Open air view of a migrant camp Lipa near Bihac, Bosnia and Herzegovina, February 18th, 2021. Image taken by drone. VELIKA KLADUSA, Bosnia, October 14 Reuters : Several hundred Iraqi refugees including women, children and a seven-day-old boy have settled in a makeshift tent camp near the border with Croatia, determined to continue their journey to the European Union despite pushbacks and deportations.

I don't want to go back to Afghanistan again, said a man who identified himself as John, a former driver for NATO in Afghanistan before its western-backed government fell to the Islamist militant Taliban in August after 20 years of conflict. He said he wanted a better life for his seven-month old child.

Thousands of migrants from Asia, the Middle East and North Africa have been stranded in Bosnia since 2018, when EU countries including Croatia tightened their borders.

Migrants try repeatedly to cross the frontier in what they call the game, but most are hurried back by Croat police in Bosnia.
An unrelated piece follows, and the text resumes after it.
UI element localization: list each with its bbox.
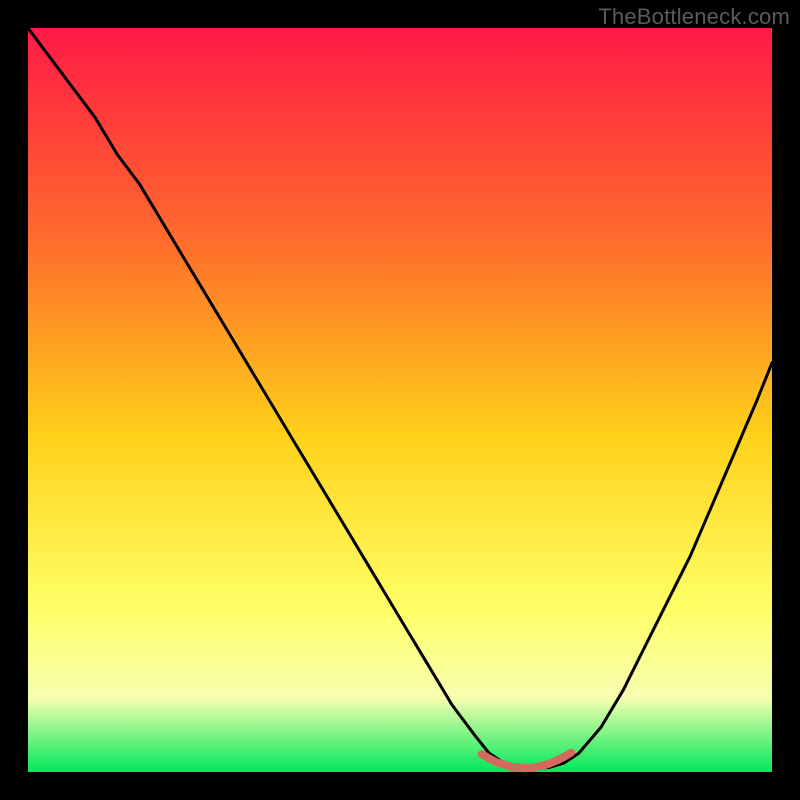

Croatia police - a problem, said a man, showing his arm in a cast. His friend Rustam, 18, said they were both beaten by rural police officers when they tried to slip over the Croatian frontier last week.

They broke me of shoes and everything, deported me a lot, took me back to Bosnia, said Rustam. I walked 25 kilometers without shoes. Last week, Croatia acknowledged that its police had taken part in a violent pushback against migrants along the border with Bosnia following reports by several European media outlets and a call by the EU executive for an investigation. The Danish Refugee Council, which monitors border borders as part of its humanitarian health and protection programmes in Croatia, recorded 30,309 pushbacks for migrants from Bosnia from June 2019 to September 2021.

From the beginning of this year until now we see about 7,200 cases of pushbacks, 25% of them known We saw excessive use of violence, said Hector Carpintero, the DRC National Director in Bosnia.

Scattered out in a muddy field on the outskirts of the northwestern Bosnian town Velika Kladusa, improvised tents provide little protection from worsening autumn cold and rain.

But the Farid and Adela (Afghan couple) said they were hopeful they would eventually make it on EU soil with their seven-day-old baby.

It's absolutely impossible to live next to the people who live in such a situation and not to sympathise with them, said Zehida Bihorac Odobasic, a local teacher who visits migrants every day bringing supplies they need.